In order to be, things must renew themselves continually, they must arise again and again. Their potential wakes up, they become active, they appear. But then they vanish again. They give up themselves — for the sake of becoming, for the sake of being.

Space is a structured space of knowledge, knowledge expresses itself as activity, it bears things — and vanishes into space anew.

Time And Being

Time is determined by the pulsation of the things, their waxing and waning. All things come into being every moment anew. They appear, they interact with other things. Without that they would never exist.

Moments

A thing does not appear but in its interactions. These determine its existence, its extent, its space. And its time: every interaction, every appearance of a thing, is a new moment in time.

Rhythmic Patterns

If everything changes continually between to be and not to be, between on and off, then the idea of completely different (“parallel”, so to speak) times is anything but absurd.

The gap is not, it does not exist, it just becomes effective as a transition from one state to another. (Existence itself, the flow of time, therefore cannot be but continuous.) Observed from another time continuum that pulses in a totally different rhythm, however, a lot of time may have passed between those different states. Or several periods are wholly skipped.

The same pulsation that appears as the constant ticking of clocks defining the time in one continuum may perform in another time continuum a complex rhythmic pattern. If ever; perhaps it will never be recognizable as anything regular; maybe there is absolutely nothing.

Different Conceptions

There can be found a lot of different notions and concepts of “time”; this term is used in many ways — not necessarily always in connection with clocks.

Very often it is associated with terms like “past”, “presence”, and “future”. These may apply to a certain point at the time scale defined by clocks. But the underlying concept they refer to does not generally imply exact measuring; it is not about distinct periods of time.
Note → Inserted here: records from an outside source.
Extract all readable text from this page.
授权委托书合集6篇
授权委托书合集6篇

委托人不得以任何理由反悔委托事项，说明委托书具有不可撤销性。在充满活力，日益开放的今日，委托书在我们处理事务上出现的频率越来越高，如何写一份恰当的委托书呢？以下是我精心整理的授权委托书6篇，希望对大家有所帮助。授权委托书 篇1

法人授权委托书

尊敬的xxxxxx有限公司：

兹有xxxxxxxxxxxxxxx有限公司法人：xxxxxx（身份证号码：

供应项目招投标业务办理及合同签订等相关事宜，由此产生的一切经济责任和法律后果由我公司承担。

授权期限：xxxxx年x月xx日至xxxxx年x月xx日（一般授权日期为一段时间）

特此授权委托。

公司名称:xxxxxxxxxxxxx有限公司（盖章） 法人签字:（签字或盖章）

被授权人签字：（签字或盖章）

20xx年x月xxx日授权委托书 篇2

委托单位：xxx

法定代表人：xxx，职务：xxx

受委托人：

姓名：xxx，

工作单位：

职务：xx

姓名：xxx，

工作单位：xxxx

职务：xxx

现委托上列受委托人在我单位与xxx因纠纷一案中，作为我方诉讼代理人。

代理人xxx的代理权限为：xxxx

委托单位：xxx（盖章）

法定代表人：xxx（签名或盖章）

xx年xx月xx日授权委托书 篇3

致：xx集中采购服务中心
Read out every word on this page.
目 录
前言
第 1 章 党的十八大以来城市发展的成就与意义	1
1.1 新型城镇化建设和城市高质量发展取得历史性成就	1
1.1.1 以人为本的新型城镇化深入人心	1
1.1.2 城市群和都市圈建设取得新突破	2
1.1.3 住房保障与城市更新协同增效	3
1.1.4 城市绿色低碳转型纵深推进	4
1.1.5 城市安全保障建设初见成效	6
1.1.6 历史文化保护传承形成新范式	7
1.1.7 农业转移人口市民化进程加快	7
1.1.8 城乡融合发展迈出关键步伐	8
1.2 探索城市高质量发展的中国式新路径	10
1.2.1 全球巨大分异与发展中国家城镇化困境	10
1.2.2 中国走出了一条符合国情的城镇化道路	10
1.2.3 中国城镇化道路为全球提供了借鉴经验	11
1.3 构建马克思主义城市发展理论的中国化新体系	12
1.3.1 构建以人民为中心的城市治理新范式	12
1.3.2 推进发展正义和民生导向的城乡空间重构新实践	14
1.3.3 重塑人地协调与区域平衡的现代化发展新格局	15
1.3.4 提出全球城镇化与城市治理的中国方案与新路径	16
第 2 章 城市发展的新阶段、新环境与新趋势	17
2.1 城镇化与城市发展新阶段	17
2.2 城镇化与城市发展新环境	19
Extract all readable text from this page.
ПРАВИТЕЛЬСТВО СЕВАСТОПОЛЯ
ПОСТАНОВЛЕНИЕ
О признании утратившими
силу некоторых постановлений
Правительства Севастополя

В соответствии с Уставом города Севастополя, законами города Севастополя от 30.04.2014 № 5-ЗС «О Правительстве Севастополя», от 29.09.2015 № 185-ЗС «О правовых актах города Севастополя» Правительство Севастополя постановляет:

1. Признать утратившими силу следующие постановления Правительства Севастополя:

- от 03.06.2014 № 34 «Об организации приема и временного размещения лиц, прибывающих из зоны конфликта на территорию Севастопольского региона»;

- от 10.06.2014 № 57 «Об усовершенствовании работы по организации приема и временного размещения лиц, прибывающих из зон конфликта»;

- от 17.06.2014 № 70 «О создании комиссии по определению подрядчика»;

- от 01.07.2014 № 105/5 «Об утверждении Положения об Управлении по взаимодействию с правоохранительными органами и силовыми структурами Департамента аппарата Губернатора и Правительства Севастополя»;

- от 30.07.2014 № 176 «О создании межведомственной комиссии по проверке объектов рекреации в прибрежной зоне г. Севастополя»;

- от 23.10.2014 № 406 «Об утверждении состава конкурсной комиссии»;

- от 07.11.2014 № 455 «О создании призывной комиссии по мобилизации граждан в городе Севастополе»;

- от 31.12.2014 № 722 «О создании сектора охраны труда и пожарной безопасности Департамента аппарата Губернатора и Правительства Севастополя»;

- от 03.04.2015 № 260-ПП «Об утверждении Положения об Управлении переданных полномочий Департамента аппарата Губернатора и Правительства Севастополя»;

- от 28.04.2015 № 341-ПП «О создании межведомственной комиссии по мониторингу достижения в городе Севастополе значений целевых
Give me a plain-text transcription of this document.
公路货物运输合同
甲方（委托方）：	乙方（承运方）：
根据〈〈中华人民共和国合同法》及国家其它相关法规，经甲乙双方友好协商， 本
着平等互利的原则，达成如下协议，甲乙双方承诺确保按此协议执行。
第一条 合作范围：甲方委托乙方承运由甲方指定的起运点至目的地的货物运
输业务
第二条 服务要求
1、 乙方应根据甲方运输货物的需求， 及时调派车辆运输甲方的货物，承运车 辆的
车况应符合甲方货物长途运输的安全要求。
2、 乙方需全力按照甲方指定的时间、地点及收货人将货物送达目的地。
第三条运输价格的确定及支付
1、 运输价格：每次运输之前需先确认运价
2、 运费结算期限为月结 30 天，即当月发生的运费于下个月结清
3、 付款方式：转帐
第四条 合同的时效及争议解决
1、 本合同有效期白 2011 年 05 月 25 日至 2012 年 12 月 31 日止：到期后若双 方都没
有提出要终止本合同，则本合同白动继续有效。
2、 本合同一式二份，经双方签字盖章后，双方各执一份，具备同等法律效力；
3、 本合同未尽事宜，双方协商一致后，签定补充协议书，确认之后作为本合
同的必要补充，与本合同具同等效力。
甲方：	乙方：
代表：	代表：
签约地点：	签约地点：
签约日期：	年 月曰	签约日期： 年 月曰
Sometimes past and future are just kind of directions, seen from a certain spot, the time being, the presence, now. But in general, there is meant to exist an essential distinction, the two terms referring to completely different qualities.

There is an intimate relation to knowledge: the past is principally known (or at least knowable), while the future is generally (still) unknown.

Moments II

In this sense, presence is the passage from not knowing to knowing. So knowledge is being created, at every moment. In every interaction. Through activity.